Empörung

Barbara Eppensteiners neue Kommunikationskolumne

In der dritten Folge der zweiten Staffel der BBC-Serie ”Sherlock” (The Reichenbach Fall, 2012) zeigt sie sich besonders deutlich: die dramaturgisch lohnende Figur des ”Guten”, dessen besessene Beschäftigung mit dem ”Bösen” diesem immer ähnlicher macht. Medien spielen da auch eine Rolle. Sie verbreiten und verstärken das vom Superschurken Moriarty in die Welt gesetzte Narrativ, Sherlock habe sein dunkles Spiegelbild selbst kreiert und von einem Schauspieler darstellen lassen. Da keimt der Zweifel bald sogar bei den engsten Vertrauten. Die perfide Strategie lässt sich in der filmischen Erzählung als spannender Konflikt genießen. Wenn derartige Verdrehungen und Verleumdungen aber via Medien Teil unserer Wirklichkeit werden, empören wir uns. Und zwar zurecht.

Aber was dann? Wie den ebenso selbstgenügsam wie politisch gefährlichen Mechanismen, die diverse Empörungsplattformen wie Facebook und Twitter nahelegen, entkommen? Wie deutlich machen, dass der Empörung mehr folgen muss, als die Zufriedenheit damit, sich auf der moralisch richtigen Seite zu wissen? Und wie der politischen Gefahr begegnen, dass das Teilen und Kommentieren des Empörenden diesem vor allem eines bringt: noch mehr Aufmerksamkeit in einer Welt, in der diese ein ohnehin knappes Gut ist.

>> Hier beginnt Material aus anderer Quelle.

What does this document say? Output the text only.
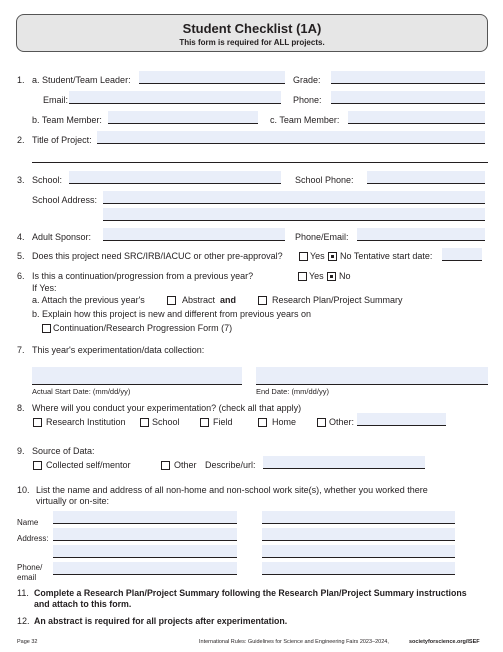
Student Checklist (1A)
This form is required for ALL projects.
1. a. Student/Team Leader:	Grade:
Email:	Phone:
b. Team Member:	c. Team Member:
2. Title of Project:
3. School:	School Phone:
School Address:
4. Adult Sponsor:	Phone/Email:
5. Does this project need SRC/IRB/IACUC or other pre-approval?	Yes No Tentative start date:
6. Is this a continuation/progression from a previous year?	Yes No
If Yes:
a. Attach the previous year's	Abstract and	Research Plan/Project Summary
b. Explain how this project is new and different from previous years on
Continuation/Research Progression Form (7)
7. This year's experimentation/data collection:
Actual Start Date: (mm/dd/yy)	End Date: (mm/dd/yy)
8. Where will you conduct your experimentation? (check all that apply)
Research Institution	School	Field	Home	Other:
9. Source of Data:
Collected self/mentor	Other Describe/url:
10. List the name and address of all non-home and non-school work site(s), whether you worked there
virtually or on-site:
Name
Address:
Phone/
email
11. Complete a Research Plan/Project Summary following the Research Plan/Project Summary instructions
and attach to this form.
12. An abstract is required for all projects after experimentation.
Page 32	International Rules: Guidelines for Science and Engineering Fairs 2023–2024,	societyforscience.org/ISEF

Eine mögliche Strategie schlägt die SOS Mitmensch Kampagne ”Populistenpause” vor. Wer einen Monat lang darauf verzichtet, die Knochen zu apportieren, die die politischen Gegner ins Spiel bringen, gewinnt möglicherweise Zeit. Und die ließe sich zum Beispiel nutzen, um Stéphane Hessels Aufsatz “Empört euch!” (wieder) zu lesen. Und dabei fest zu stellen, dass sein Empörungsbegriff nicht selbstgenügsam bleibt, sondern Engagement evozieren will. Damit das gelingen kann, braucht es positive Begrifflichkeiten und euphorisierende Geschichten, die von sozialer Gerechtigkeit, Menschenwürde, Solidarität und Empathie handeln.

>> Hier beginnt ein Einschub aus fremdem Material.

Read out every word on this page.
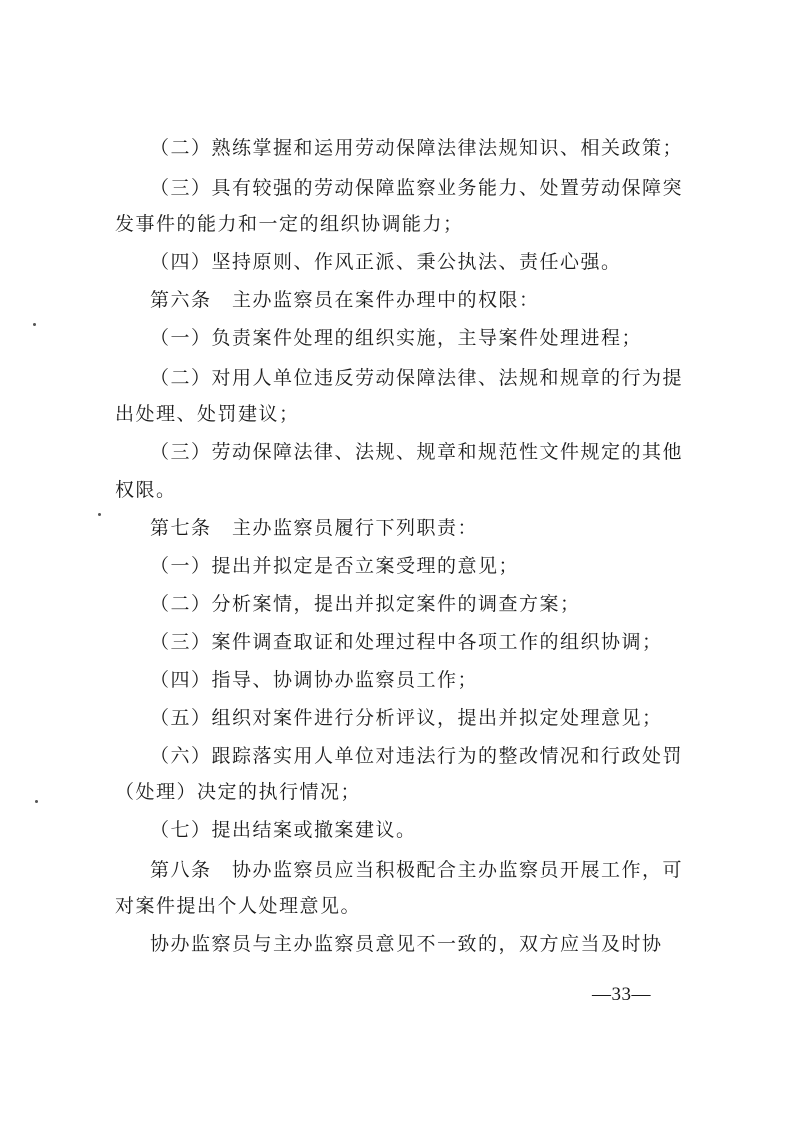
（二）熟练掌握和运用劳动保障法律法规知识、相关政策；
（三）具有较强的劳动保障监察业务能力、处置劳动保障突
发事件的能力和一定的组织协调能力；
（四）坚持原则、作风正派、秉公执法、责任心强。
第六条　主办监察员在案件办理中的权限：
（一）负责案件处理的组织实施，主导案件处理进程；
（二）对用人单位违反劳动保障法律、法规和规章的行为提
出处理、处罚建议；
（三）劳动保障法律、法规、规章和规范性文件规定的其他
权限。
第七条　主办监察员履行下列职责：
（一）提出并拟定是否立案受理的意见；
（二）分析案情，提出并拟定案件的调查方案；
（三）案件调查取证和处理过程中各项工作的组织协调；
（四）指导、协调协办监察员工作；
（五）组织对案件进行分析评议，提出并拟定处理意见；
（六）跟踪落实用人单位对违法行为的整改情况和行政处罚
（处理）决定的执行情况；
（七）提出结案或撤案建议。
第八条　协办监察员应当积极配合主办监察员开展工作，可
对案件提出个人处理意见。
协办监察员与主办监察员意见不一致的，双方应当及时协
—33—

Anregungen dazu, wie ein stabiles sprachliches Fundament für die eigenen Visionen guter (Kultur)Politik ausschauen könnte, finden sich etwa in Elisabeth Wehlings Buch ”Politisches Framing”. Denn um zum Eigenen zu finden, müssen wir die besessene Abwertung der Abwertenden überwinden. Wir können das!